Without a gallery or an exhibition to work toward, Flax feels that she’s painting for herself these days. “It’s liberating,” she says. A collection of recent paintings hangs on the walls of her studio. They all begin with an underpainting of color laid onto clay-surface panels with sponges and scrapers. The uneven dark and light areas flicker like obscured light. On one wall, she has three square paintings, each with a different blue ground. The paintings are covered with mazes of dots.
“I’m a dotter, not a splatterer,” she says. Although the mostly white dots look like splatters of paint, they are painstakingly painted one by one. The multitude of dots, layered and often forming a swirling pattern, seem to reference both the cosmos and the surface of water.
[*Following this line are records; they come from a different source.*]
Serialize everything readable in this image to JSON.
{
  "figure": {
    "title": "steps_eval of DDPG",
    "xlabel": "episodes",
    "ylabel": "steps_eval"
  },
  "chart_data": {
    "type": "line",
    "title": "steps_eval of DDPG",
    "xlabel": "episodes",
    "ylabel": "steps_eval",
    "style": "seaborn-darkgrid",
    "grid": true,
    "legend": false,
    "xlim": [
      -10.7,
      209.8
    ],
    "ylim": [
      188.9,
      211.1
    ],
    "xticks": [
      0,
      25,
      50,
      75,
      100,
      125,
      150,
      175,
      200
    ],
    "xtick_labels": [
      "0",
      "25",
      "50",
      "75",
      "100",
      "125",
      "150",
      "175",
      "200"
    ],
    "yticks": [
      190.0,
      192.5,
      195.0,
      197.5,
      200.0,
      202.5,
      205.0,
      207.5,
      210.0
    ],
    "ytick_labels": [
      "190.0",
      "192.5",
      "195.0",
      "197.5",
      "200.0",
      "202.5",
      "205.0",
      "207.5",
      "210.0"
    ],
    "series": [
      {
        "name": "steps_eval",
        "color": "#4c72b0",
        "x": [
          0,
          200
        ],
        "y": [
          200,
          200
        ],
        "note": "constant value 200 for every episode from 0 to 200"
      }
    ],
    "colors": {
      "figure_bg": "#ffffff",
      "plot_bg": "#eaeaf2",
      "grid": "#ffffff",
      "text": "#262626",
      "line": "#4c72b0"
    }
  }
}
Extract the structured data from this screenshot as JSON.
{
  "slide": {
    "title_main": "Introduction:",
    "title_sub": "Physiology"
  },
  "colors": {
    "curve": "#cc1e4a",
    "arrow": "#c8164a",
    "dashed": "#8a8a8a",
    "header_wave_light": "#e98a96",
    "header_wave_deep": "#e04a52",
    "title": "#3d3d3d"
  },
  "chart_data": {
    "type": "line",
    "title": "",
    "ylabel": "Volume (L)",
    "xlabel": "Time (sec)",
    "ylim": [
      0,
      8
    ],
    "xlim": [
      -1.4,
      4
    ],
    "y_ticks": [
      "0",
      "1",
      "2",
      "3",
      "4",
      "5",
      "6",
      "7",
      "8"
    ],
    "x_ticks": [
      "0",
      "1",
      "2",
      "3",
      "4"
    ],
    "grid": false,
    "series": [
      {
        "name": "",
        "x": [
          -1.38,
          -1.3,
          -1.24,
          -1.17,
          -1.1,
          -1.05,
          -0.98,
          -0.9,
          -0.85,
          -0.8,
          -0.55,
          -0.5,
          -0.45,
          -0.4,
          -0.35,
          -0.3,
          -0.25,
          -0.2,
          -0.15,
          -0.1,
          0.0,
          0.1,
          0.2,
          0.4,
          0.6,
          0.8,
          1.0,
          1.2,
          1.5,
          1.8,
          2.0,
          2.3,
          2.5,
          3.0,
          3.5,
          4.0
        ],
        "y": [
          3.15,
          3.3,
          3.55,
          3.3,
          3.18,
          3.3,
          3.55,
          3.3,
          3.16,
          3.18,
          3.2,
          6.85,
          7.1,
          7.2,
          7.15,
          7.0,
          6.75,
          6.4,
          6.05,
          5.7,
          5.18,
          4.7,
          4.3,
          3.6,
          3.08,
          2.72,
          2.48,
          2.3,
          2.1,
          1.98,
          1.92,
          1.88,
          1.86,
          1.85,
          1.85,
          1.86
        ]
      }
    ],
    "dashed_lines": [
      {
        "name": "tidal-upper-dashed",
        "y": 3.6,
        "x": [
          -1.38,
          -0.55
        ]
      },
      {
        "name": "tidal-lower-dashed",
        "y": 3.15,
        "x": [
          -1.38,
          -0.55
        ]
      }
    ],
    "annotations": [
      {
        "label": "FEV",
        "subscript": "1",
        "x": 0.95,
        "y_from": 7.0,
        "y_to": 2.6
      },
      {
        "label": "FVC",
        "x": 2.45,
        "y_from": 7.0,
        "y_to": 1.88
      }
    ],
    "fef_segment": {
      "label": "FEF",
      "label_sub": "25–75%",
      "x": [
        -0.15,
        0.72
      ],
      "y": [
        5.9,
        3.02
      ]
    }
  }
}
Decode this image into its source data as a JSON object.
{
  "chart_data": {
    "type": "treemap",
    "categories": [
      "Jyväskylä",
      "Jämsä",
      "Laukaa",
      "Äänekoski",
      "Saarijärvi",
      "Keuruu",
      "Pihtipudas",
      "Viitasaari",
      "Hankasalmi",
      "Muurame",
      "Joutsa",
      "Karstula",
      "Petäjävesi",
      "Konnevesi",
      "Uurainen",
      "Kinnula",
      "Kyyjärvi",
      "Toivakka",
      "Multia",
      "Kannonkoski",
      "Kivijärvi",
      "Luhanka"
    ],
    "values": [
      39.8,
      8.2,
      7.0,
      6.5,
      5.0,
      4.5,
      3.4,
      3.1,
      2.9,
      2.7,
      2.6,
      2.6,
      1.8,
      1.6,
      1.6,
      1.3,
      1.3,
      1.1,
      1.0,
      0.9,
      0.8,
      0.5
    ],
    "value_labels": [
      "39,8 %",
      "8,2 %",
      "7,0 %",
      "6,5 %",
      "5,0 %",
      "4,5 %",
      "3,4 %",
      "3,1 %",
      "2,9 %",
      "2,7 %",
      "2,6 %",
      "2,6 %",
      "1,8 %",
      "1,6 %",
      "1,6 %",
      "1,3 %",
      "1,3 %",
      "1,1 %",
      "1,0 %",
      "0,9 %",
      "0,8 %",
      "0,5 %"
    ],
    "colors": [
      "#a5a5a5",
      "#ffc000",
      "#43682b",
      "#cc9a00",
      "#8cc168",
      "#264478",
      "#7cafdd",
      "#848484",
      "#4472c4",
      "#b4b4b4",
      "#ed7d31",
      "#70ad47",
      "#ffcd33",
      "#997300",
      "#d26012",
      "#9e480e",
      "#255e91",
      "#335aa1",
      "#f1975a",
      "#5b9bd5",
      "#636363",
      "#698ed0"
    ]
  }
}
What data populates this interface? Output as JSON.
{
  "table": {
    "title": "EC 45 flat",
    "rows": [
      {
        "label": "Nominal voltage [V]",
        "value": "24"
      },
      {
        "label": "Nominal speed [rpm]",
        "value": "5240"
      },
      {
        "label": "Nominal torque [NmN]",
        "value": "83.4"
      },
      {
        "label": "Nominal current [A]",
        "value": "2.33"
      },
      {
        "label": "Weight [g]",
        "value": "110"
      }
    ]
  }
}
Flax’s dot paintings are informed by her readings of texts about astronomy and brain synapses, and there’s also a mystical undercurrent to this work. She mentions Carl Sagan and his arguments about our smallness — and seeming insignificance — in the universe juxtaposed with the greatness inherent in being connected to something so vast and grand. “In the times we’re living in, it’s helpful to have some kind of open-minded, open-hearted connection to the sky or the infinite or something beyond our particular moment of challenge,” says Flax.

But even looking to the sky, Flax continues to have her feet grounded in the present. In a black painting she started in 2023 and finished last fall, her mind was on the war in Gaza.
“How can you make a dot painting about Gaza and bombs and death?” she remembers thinking. “But I did.” In the painting, strings of white dots look like they could be trails of smoke in a night sky; the red dots look like splashes of blood. “There’s not a lot of hope in this painting,” she says, yet she draws attention to the upper portion, left relatively open and airy as opposed to the dense lower half of the painting.
“Something else is possible,” she says. “If the whole thing was dense, it would be a different painting.”

Like her ideas, Flax’s process is infused with a sense of the spiritual. Painting the dots is “a lot like meditation,” she says. “It doesn’t matter that your mind wanders. It matters that you notice it and bring it back. I use dots the way people use breath for meditation.
“There’s some effort and some thinking,” she says, “until I bring my brain, or just myself, back to another dot.”